B&N: “The wheel does not break,
‘Tis the band round my heart
That, to lessen its ache,
When I grieved for your sake,
I bound round my heart.”
Pullman: “‘Heinrich, the coach is breaking!’
‘No, no, my lord, it’s just my heart. When you were living in the well, when you were a frog, I suffered such great pain that I bound my heart with iron bands to stop it breaking, for iron is stronger than grief.”
Pullman includes a comment about Faithful Heinrich in his notes at the end of the story:
The figure of Iron Heinrich appears at the end of the tale out of nowhere, and has so little connection with the rest of it that he is nearly always forgotten, although he must have been thought important enough to share the title. His iron bands are so striking an image that they almost deserve a story to themselves.
So, verdict? Undecided. It’s a little frustrating that I’m obviously not using the same German text as both of the English translators. The B&N translator leans a little more literal with what I do have, and Philip Pullman, no surprise, uses more beautiful English, while seeming to retain the points made in the story.

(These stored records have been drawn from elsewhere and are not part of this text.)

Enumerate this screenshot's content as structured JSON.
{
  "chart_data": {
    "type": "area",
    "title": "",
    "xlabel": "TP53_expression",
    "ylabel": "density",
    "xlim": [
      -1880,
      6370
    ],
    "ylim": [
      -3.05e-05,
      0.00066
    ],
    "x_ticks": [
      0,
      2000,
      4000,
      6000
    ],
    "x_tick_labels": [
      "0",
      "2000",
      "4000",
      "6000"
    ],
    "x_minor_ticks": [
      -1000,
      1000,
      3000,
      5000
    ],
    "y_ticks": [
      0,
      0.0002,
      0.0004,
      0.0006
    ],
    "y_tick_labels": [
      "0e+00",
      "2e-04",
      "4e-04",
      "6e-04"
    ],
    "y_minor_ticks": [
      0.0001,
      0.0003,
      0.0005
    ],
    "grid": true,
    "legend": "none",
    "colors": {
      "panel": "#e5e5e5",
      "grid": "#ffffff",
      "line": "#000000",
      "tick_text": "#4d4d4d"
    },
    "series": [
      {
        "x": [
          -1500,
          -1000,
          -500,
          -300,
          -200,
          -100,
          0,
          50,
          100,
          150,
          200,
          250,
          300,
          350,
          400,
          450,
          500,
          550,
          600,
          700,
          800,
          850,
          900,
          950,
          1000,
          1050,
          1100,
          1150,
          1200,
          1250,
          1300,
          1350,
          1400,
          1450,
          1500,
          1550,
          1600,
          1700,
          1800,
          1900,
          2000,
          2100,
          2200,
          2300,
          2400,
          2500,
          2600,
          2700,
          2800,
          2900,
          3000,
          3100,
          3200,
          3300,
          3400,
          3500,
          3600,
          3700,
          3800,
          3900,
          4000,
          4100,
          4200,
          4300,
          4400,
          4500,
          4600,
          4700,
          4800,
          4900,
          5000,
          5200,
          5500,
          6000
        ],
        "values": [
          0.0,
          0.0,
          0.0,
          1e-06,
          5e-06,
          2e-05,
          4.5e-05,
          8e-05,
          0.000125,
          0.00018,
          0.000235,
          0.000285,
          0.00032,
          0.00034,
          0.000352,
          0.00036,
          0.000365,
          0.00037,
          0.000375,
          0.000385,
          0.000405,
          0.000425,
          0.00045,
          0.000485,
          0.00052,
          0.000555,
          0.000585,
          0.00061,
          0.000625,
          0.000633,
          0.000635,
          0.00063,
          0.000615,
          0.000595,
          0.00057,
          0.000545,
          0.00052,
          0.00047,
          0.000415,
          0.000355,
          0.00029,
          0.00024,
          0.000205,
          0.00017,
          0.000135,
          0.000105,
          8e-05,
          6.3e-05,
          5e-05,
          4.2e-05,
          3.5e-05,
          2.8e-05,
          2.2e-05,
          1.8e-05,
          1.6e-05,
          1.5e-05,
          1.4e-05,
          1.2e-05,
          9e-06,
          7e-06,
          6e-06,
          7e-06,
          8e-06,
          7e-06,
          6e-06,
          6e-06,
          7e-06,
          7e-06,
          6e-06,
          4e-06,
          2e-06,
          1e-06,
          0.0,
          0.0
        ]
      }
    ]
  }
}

This isn’t as fun to play with as James Kennedy’s ever-interesting phrases to translate, since fairy tales almost by definition use simple language. But it’s still fun to look at these classic tales.
Was schwätzt dieser einfältige Frosch wohl, I still think it’s fun to hear a classic story told in different ways — and different languages.